An electronic payments feature is being rolled out in the United States to users of Facebook’s Messenger app as you read.

And it’s forging ahead with news aggregation in a big way, recently announcing Instant Articles, a feature that will see Facebook host content from other news sites directly on the app.

It is investing in hardware, too, with the acquisition of Oculus, a manufacturer of actual dreams … well, virtual reality.

It’s not that Zuckerberg is bored; there must be more than enough foosball tables at Facebook HQ to keep him busy of an afternoon.
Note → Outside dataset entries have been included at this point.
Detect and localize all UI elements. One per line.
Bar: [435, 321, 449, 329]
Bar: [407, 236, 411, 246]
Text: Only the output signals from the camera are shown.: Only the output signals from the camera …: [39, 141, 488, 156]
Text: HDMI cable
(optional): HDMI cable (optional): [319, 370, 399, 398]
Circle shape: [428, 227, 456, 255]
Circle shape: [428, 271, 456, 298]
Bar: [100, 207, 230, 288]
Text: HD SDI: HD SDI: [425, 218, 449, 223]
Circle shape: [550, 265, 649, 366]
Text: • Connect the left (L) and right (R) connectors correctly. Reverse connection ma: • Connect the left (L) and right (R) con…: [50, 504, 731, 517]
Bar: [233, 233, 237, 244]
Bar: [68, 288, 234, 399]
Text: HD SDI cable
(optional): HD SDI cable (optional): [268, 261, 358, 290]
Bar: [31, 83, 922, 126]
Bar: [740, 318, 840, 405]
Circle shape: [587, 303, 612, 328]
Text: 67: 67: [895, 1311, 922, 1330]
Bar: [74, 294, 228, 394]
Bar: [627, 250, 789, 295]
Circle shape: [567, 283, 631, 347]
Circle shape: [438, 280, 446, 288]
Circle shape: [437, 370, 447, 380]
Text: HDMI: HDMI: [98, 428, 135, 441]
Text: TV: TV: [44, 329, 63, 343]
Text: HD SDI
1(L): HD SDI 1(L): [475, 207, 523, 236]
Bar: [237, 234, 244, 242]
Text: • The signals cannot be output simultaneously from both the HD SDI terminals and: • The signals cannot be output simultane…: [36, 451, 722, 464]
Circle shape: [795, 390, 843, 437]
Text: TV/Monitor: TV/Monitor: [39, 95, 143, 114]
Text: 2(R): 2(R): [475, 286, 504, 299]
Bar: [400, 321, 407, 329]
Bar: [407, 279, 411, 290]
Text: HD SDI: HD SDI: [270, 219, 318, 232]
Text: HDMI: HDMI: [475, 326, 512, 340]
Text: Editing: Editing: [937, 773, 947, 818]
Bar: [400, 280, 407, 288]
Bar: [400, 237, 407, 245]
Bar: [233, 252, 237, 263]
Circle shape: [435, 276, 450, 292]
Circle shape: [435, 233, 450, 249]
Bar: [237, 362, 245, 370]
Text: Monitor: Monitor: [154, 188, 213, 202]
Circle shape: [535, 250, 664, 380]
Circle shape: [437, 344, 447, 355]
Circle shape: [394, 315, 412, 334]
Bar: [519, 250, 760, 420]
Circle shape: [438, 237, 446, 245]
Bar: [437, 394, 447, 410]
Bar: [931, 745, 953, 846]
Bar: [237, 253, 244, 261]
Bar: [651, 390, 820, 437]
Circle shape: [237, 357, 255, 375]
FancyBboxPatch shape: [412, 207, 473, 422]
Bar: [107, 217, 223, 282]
And, of course, he has all the friends he could ever wish for.

Since Facebook’s 2012 IPO, it has needed a compelling “story” to tell corporate investors, says IBRS analyst Guy Cranswick.

That means reinvention, experimentation and, inevitably, failure. But with gargantuan revenues and cheap money, markets across the globe are experiencing the lowest interest rates in history failure is a drop in the ocean in pursuit of greatness.

Perhaps the most spectacular of Facebook’s reinventions is its internet.org initiative: an ambitious project which aims to bring a free, limited version of the internet to the whole world within the next decade.

Never mind food or clean drinking water; Facebook’s satellites, drones and lasers will soon be beaming the interwebs to the people of the third world, changing their lives forever.

It’s a genius ploy that builds on Facebook’s incredible social capital, in the most altruistic sense: the benefits of connectivity for economic growth are hard to ignore. But along with connectivity, the project will also be bringing Facebook to the people. It’s a guaranteed way to chase more customers.

Along with internet.org, Zuckerberg has highlighted artificial intelligence and virtual reality as key future themes for the company.

The more corners of our lives Facebook can cement itself in, or the more places it can entrap us to waste our time, the more data it can glean about us, and the more it can profit off us.

Facebook’s targeted ads – worth a tidy $US3.54 billion ($4.7 billion) in revenue in the first quarter of 2015 – now extend beyond Facebook itself, tracking users through to other mobile apps.

Incrementally, this advertising has lost its creepiness and we have come to accept it as a normal part of the user experience, a necessary trade-off for the ever-growing stable of features Facebook offers us.

If telepathy is possible, by the time we get there, that trade-off could mean something very different: a whole new way for advertisers to speak to us.